08.16.2019
By Shanny Basar

SOFR Swap Volumes Increase

SOFR swap trade volumes have picked up significantly this month as trades in just one week were half of the combined May and June totals according to Clarus Financial Technology, the derivatives analytics provider.

The secured overnight financing rate, SOFR, has been adopted by the US as its risk-free rate to replace US dollar Libor.

After the financial crisis there were a series of scandals regarding banks manipulating their submissions for setting benchmarks across asset classes, such as Libor, which led to a lack of confidence and threatened participation in the related markets. As a result, regulators have increased their supervision of benchmarks and want to move to risk-free reference rates based on transactions, so they are harder to manipulate and more representative of the market. The UK Financial Conduct Authority said two years ago that it will not compel panel banks to submit to Libor beyond 2021.

Amir Khwaja, chief executive of Clarus Financial Technology, said on the firm’s blog that 37 trades in outright SOFR overnight indexed swaps were reported in the week beginning August 5, which is 50% of the trade volumes in May and June combined. In addition, there were 17 trades in SOFR basis, which is also 50% of the volume in the whole of May and June.

Khwaja continued: “Based on outrights as off a swap execution facility and basis as on SEF, we can assume that currently customer activity is in outrights and hedging in the dealer market is in basis. Sounds logical in the evolution of a new market.”

Regulators have been urging the financial industry  to begin transitioning to  the new risk-free rates without waiting for term rates to be fully developed.

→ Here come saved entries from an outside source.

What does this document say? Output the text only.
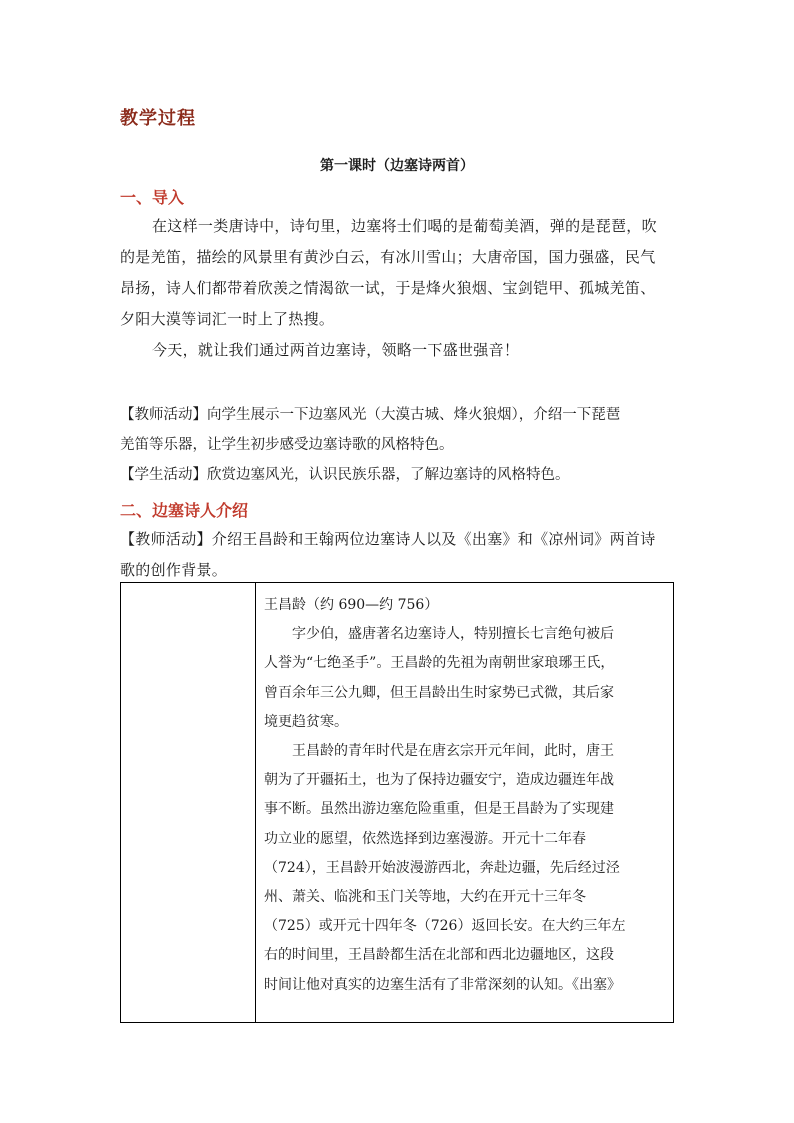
教学过程
第一课时（边塞诗两首）
一、导入
在这样一类唐诗中，诗句里，边塞将士们喝的是葡萄美酒，弹的是琵琶，吹
的是羌笛，描绘的风景里有黄沙白云，有冰川雪山；大唐帝国，国力强盛，民气
昂扬，诗人们都带着欣羡之情渴欲一试，于是烽火狼烟、宝剑铠甲、孤城羌笛、
夕阳大漠等词汇一时上了热搜。
今天，就让我们通过两首边塞诗，领略一下盛世强音！
【教师活动】向学生展示一下边塞风光（大漠古城、烽火狼烟），介绍一下琵琶
羌笛等乐器，让学生初步感受边塞诗歌的风格特色。
【学生活动】欣赏边塞风光，认识民族乐器，了解边塞诗的风格特色。
二、边塞诗人介绍
【教师活动】介绍王昌龄和王翰两位边塞诗人以及《出塞》和《凉州词》两首诗
歌的创作背景。

王昌龄（约 690—约 756）
字少伯，盛唐著名边塞诗人，特别擅长七言绝句被后
人誉为“七绝圣手”。王昌龄的先祖为南朝世家琅琊王氏，
曾百余年三公九卿，但王昌龄出生时家势已式微，其后家
境更趋贫寒。
王昌龄的青年时代是在唐玄宗开元年间，此时，唐王
朝为了开疆拓土，也为了保持边疆安宁，造成边疆连年战
事不断。虽然出游边塞危险重重，但是王昌龄为了实现建
功立业的愿望，依然选择到边塞漫游。开元十二年春
（724），王昌龄开始波漫游西北，奔赴边疆，先后经过泾
州、萧关、临洮和玉门关等地，大约在开元十三年冬
（725）或开元十四年冬（726）返回长安。在大约三年左
右的时间里，王昌龄都生活在北部和西北边疆地区，这段
时间让他对真实的边塞生活有了非常深刻的认知。《出塞》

For example, this month John Williams from the NY Fed said market participants should begin using SOFR as soon as possible.

In addition Sifma, the securities industry trade body, and the Bank of England sent letters to chief executives on the Libor transition:

Transition progress

ISDA, the derivatives trade association, said in its quarterly magazine this month that the latest consultation on transition from Libor has closed, so work can be done on finalising and implementing changes into derivatives contracts and reducing the systemic risk of a market disruption.

“Market feedback has now been sought on nine key IBORs in total, including US dollar Libor,” added ISDA. “As with the first consultation last year, the latest asked market participants to opine on possible methodologies to adjust for structural differences between the IBORs and the risk-free rates (RFRs) that will replace them if a fallback is triggered.”

ISDA continued that definitions are expected to be amended before the end of the year and a protocol will be developed to enable firms to adapt legacy derivatives contracts.

“The progress made on fallbacks is critical – and the end is in sight,” said ISDA. “This is a big step towards ensuring derivatives markets are safer and more efficient by ensuring a robust backup is in place if an IBOR permanently ceases to exist.

This month ISDA said it had selected Bloomberg Index Services Limited to calculate and publish adjustments related to fallbacks that ISDA intends to implement for certain interest rate benchmarks.

However the association also warned that an enormous amount of work is needed to shift the market away from its use of Libor and other IBORs and to develop trading activity and liquidity in the alternative RFRs before the end of 2021.

“A consultation on adjustments to the fallback for euro Libor and Euribor will be held after the alternative RFR for euro, €STR, is published in October,” said ISDA. “Given the adjusted fallback will not match the relevant IBOR exactly – meaning there will be winners and losers if the fallback is triggered – voluntary adoption of RFRs before any permanent cessation of an IBOR will be the preferable route for many.”